I have lost track of the days, the month of March having slipped into a timeless warp, one day indistinguishable from the next, the workweek and the weekend having been melded together. The only reliable, and for me significant marker, has been the hours that the markets are open and the hours when they are not. So, at 4:00 in the morning Wall Street sleeps. Maybe that’s why I gravitate to this hour.
Like all of you, I have learned a few things about myself during this extraordinary time, some good and some bad. I’ve discovered that I’m a lot moodier than I thought. There are many days when I wake up imbued with great optimism, itching for a fight, ready to battle this thing. But other days I have to fight the temptation to curl up in a ball in the corner. Luckily I am able to overcome that defeatist inclination quickly, there being no future in surrender.
I have learned how much I crave order and routine, now that it has been taken from me. For three weeks now I have been denied admission to American Family Fitness, thus ending a nearly 17 year run of three workouts a week at that reliable institution. I cannot tell you how much I miss it.
My office has been transformed from one of the most comforting, familiar places in my life to a place of great heaviness. It’s hard to explain, this heaviness. When I am there I feel a weight descending. Normally my office is where great foolishness and mayhem happens, most of it courtesy of my childish pranks and incessant trash talk. Consequently, it's great fun to be there. My colleagues are exceptional people, very much like a family. March has changed the dynamic, made it a place of great seriousness. A sober realism has come to visit. There isn’t an ounce of panic in the place, but anxious concern is palpable. Its heavy and at times suffocating...an inescapable gravity.
I have been disabused of the naive assumption that in my 62 years I had built a secure life impenetrable by the vicissitudes of life. I had started to take on the conceit that I had somehow shielded myself and my family from most of the dangers of life by my commitment to industry and ingenuity. It turns out that there were more than a few weaknesses in Fortress Dunnevant. While I am far less vulnerable than most, I am not safe. None of us are safe.
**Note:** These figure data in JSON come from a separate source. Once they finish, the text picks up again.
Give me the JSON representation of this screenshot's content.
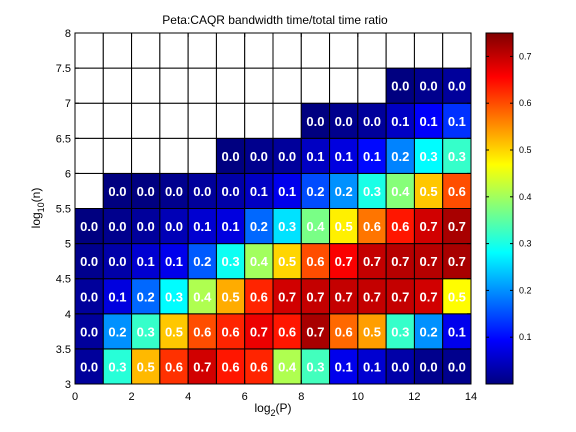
{
  "chart_data": {
    "type": "heatmap",
    "title": "Peta:CAQR bandwidth time/total time ratio",
    "xlabel": {
      "base": "log",
      "sub": "2",
      "rest": "(P)"
    },
    "ylabel": {
      "base": "log",
      "sub": "10",
      "rest": "(n)"
    },
    "xlim": [
      0,
      14
    ],
    "ylim": [
      3,
      8
    ],
    "x_ticks": [
      "0",
      "2",
      "4",
      "6",
      "8",
      "10",
      "12",
      "14"
    ],
    "y_ticks": [
      "3",
      "3.5",
      "4",
      "4.5",
      "5",
      "5.5",
      "6",
      "6.5",
      "7",
      "7.5",
      "8"
    ],
    "colorbar": {
      "colormap": "jet",
      "range": [
        0,
        0.75
      ],
      "tick_values": [
        0.1,
        0.2,
        0.3,
        0.4,
        0.5,
        0.6,
        0.7
      ],
      "tick_labels": [
        "0.1",
        "0.2",
        "0.3",
        "0.4",
        "0.5",
        "0.6",
        "0.7"
      ]
    },
    "cell_x_centers": [
      0.5,
      1.5,
      2.5,
      3.5,
      4.5,
      5.5,
      6.5,
      7.5,
      8.5,
      9.5,
      10.5,
      11.5,
      12.5,
      13.5
    ],
    "cell_y_centers": [
      3.25,
      3.75,
      4.25,
      4.75,
      5.25,
      5.75,
      6.25,
      6.75,
      7.25,
      7.75
    ],
    "values": [
      [
        0.02,
        0.31,
        0.52,
        0.62,
        0.69,
        0.64,
        0.63,
        0.41,
        0.33,
        0.08,
        0.06,
        0.03,
        0.01,
        0.01
      ],
      [
        0.02,
        0.2,
        0.32,
        0.51,
        0.6,
        0.63,
        0.67,
        0.64,
        0.72,
        0.58,
        0.54,
        0.32,
        0.2,
        0.08
      ],
      [
        0.02,
        0.07,
        0.17,
        0.28,
        0.41,
        0.53,
        0.63,
        0.69,
        0.7,
        0.7,
        0.7,
        0.7,
        0.69,
        0.47
      ],
      [
        0.01,
        0.03,
        0.06,
        0.08,
        0.16,
        0.29,
        0.4,
        0.5,
        0.6,
        0.66,
        0.7,
        0.71,
        0.71,
        0.72
      ],
      [
        0.0,
        0.01,
        0.02,
        0.04,
        0.06,
        0.07,
        0.17,
        0.26,
        0.37,
        0.48,
        0.57,
        0.64,
        0.69,
        0.72
      ],
      [
        null,
        0.0,
        0.0,
        0.01,
        0.02,
        0.03,
        0.05,
        0.08,
        0.15,
        0.2,
        0.3,
        0.38,
        0.51,
        0.6
      ],
      [
        null,
        null,
        null,
        null,
        null,
        0.0,
        0.01,
        0.02,
        0.05,
        0.07,
        0.1,
        0.19,
        0.28,
        0.32
      ],
      [
        null,
        null,
        null,
        null,
        null,
        null,
        null,
        null,
        0.0,
        0.01,
        0.02,
        0.05,
        0.09,
        0.13
      ],
      [
        null,
        null,
        null,
        null,
        null,
        null,
        null,
        null,
        null,
        null,
        null,
        0.0,
        0.01,
        0.02
      ],
      [
        null,
        null,
        null,
        null,
        null,
        null,
        null,
        null,
        null,
        null,
        null,
        null,
        null,
        null
      ]
    ],
    "labels": [
      [
        "0.0",
        "0.3",
        "0.5",
        "0.6",
        "0.7",
        "0.6",
        "0.6",
        "0.4",
        "0.3",
        "0.1",
        "0.1",
        "0.0",
        "0.0",
        "0.0"
      ],
      [
        "0.0",
        "0.2",
        "0.3",
        "0.5",
        "0.6",
        "0.6",
        "0.7",
        "0.6",
        "0.7",
        "0.6",
        "0.5",
        "0.3",
        "0.2",
        "0.1"
      ],
      [
        "0.0",
        "0.1",
        "0.2",
        "0.3",
        "0.4",
        "0.5",
        "0.6",
        "0.7",
        "0.7",
        "0.7",
        "0.7",
        "0.7",
        "0.7",
        "0.5"
      ],
      [
        "0.0",
        "0.0",
        "0.1",
        "0.1",
        "0.2",
        "0.3",
        "0.4",
        "0.5",
        "0.6",
        "0.7",
        "0.7",
        "0.7",
        "0.7",
        "0.7"
      ],
      [
        "0.0",
        "0.0",
        "0.0",
        "0.0",
        "0.1",
        "0.1",
        "0.2",
        "0.3",
        "0.4",
        "0.5",
        "0.6",
        "0.6",
        "0.7",
        "0.7"
      ],
      [
        null,
        "0.0",
        "0.0",
        "0.0",
        "0.0",
        "0.0",
        "0.1",
        "0.1",
        "0.2",
        "0.2",
        "0.3",
        "0.4",
        "0.5",
        "0.6"
      ],
      [
        null,
        null,
        null,
        null,
        null,
        "0.0",
        "0.0",
        "0.0",
        "0.1",
        "0.1",
        "0.1",
        "0.2",
        "0.3",
        "0.3"
      ],
      [
        null,
        null,
        null,
        null,
        null,
        null,
        null,
        null,
        "0.0",
        "0.0",
        "0.0",
        "0.1",
        "0.1",
        "0.1"
      ],
      [
        null,
        null,
        null,
        null,
        null,
        null,
        null,
        null,
        null,
        null,
        null,
        "0.0",
        "0.0",
        "0.0"
      ],
      [
        null,
        null,
        null,
        null,
        null,
        null,
        null,
        null,
        null,
        null,
        null,
        null,
        null,
        null
      ]
    ],
    "empty_cell_color": "#ffffff",
    "grid": true,
    "legend": "none"
  }
}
I have also learned how important other people are to my well being and happiness. I suppose this isn’t a new realization, but it has become much clearer over the past thirty days. My children, my wife, my brother and sisters, my small group from church, my closest friends, my clients, all of the people who have populated my life are suddenly so dear. I find myself suddenly so much more solicitous of my neighbors, so much more aware of the man across the way from me at the gas pump, or the lady behind the cash register at the drug store, even the anonymous customer service voice in Des Moines. How are they holding up, I find myself asking...not as polite small talk but because I sincerely want to know. Is there anything I can do to help, I wonder? In a raging sea of bad outcomes, this is a great blessing. Humanity, empathy and compassion are making a comeback.
I have also relearned something I’ve always known. I picked the right woman. I come home every day to her. She is always here, busy doing something useful and practical, reassuring me that this will eventually blow over, reminding me...sometimes against overwhelming evidence...that I am a good man and that she is proud of me. Her steadfast love redeems the day.
She is right. This storm will blow over. We will come out the other side. When we do, hopefully we will be better people than the ones who stumbled into the COVID-19 battle full of pride and arrogance.